Je m’arrachai à l’évier, approchai de l’établi ; la roue diamantée brillait trop, je ne pus supporter sa vue. Je posai le doigt sur le bloc de bois. Owen déclencha le moteur de la scie.
« NE REGARDE NI LA LAME NI TON DOIGT. REGARDE-MOI BIEN EN FACE. »
Quand il assujettit ses lunettes protectrices, je fermai les yeux.

« NE FERME PAS LES YEUX. ÇA RISQUE DE T’ÉTOURDIR. REGARDE-MOI BIEN. LE SEUL DANGER, C’EST QUE TU BOUGES, ALORS NE BOUGE PAS. CE SERA FINI AVANT QUE TU SENTES QUOI QUE CE SOIT.

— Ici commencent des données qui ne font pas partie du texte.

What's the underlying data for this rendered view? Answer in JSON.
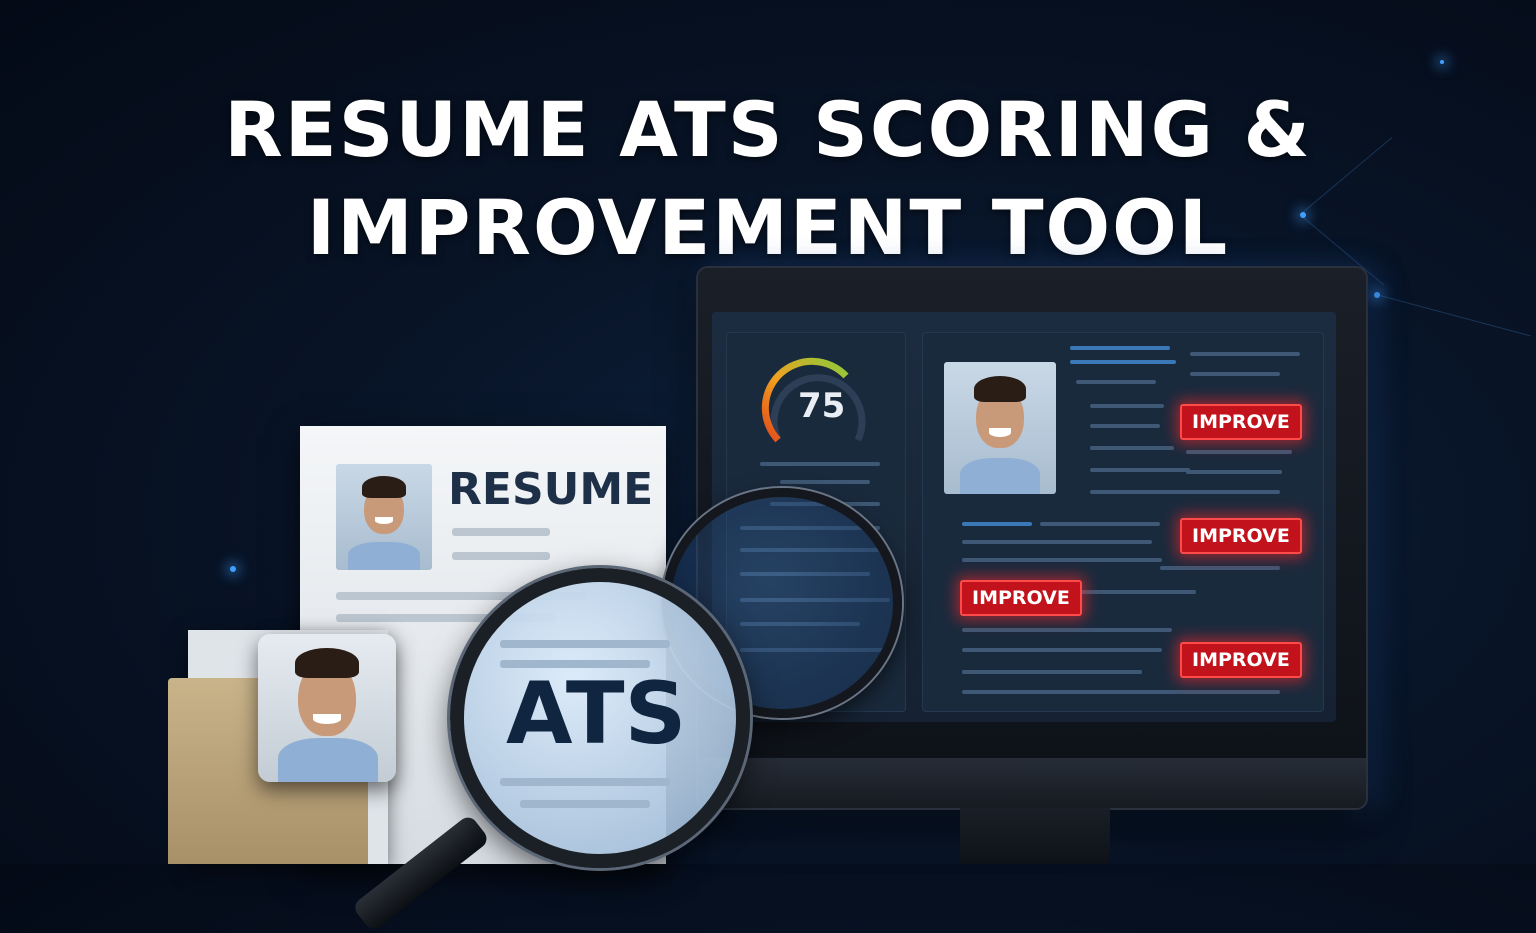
{
  "title": {
    "line1": "RESUME ATS SCORING &",
    "line2": "IMPROVEMENT TOOL"
  },
  "dashboard": {
    "score": "75",
    "improve_buttons": [
      "IMPROVE",
      "IMPROVE",
      "IMPROVE",
      "IMPROVE"
    ]
  },
  "resume": {
    "heading": "RESUME"
  },
  "magnifier": {
    "label": "ATS"
  },
  "colors": {
    "background": "#081427",
    "accent_red": "#c2121b",
    "glow_blue": "#3fa0ff"
  }
}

—    Je ne pourrai pas, dis-je.
–    N’AIE PAS PEUR. TU PEUX SI TU VEUX – SI TU CROIS QUE TU PEUX ! »
Les verres de ses lunettes étaient parfaitement propres ; au travers, ses yeux étaient très clairs.
« Tu ES MON AMI, JE T’AIME, me dit Owen. RIEN DE FÂCHEUX NE VA T’ARRIVER… AIE CONFIANCE EN MOI. »
Quand il fit descendre la roue diamantée dans ses rainures, j’essayai de chasser son vrombissement de mon esprit. Avant d’éprouver quoi que ce soit, je vis le sang éclabousser les verres des lunettes protectrices, au travers desquels les yeux d’Owen ne cillèrent pas, tant il était expert à manier son outil.
« CONSIDÈRE ÇA COMME UN PETIT CADEAU DE MA PART », dit Owen Meany.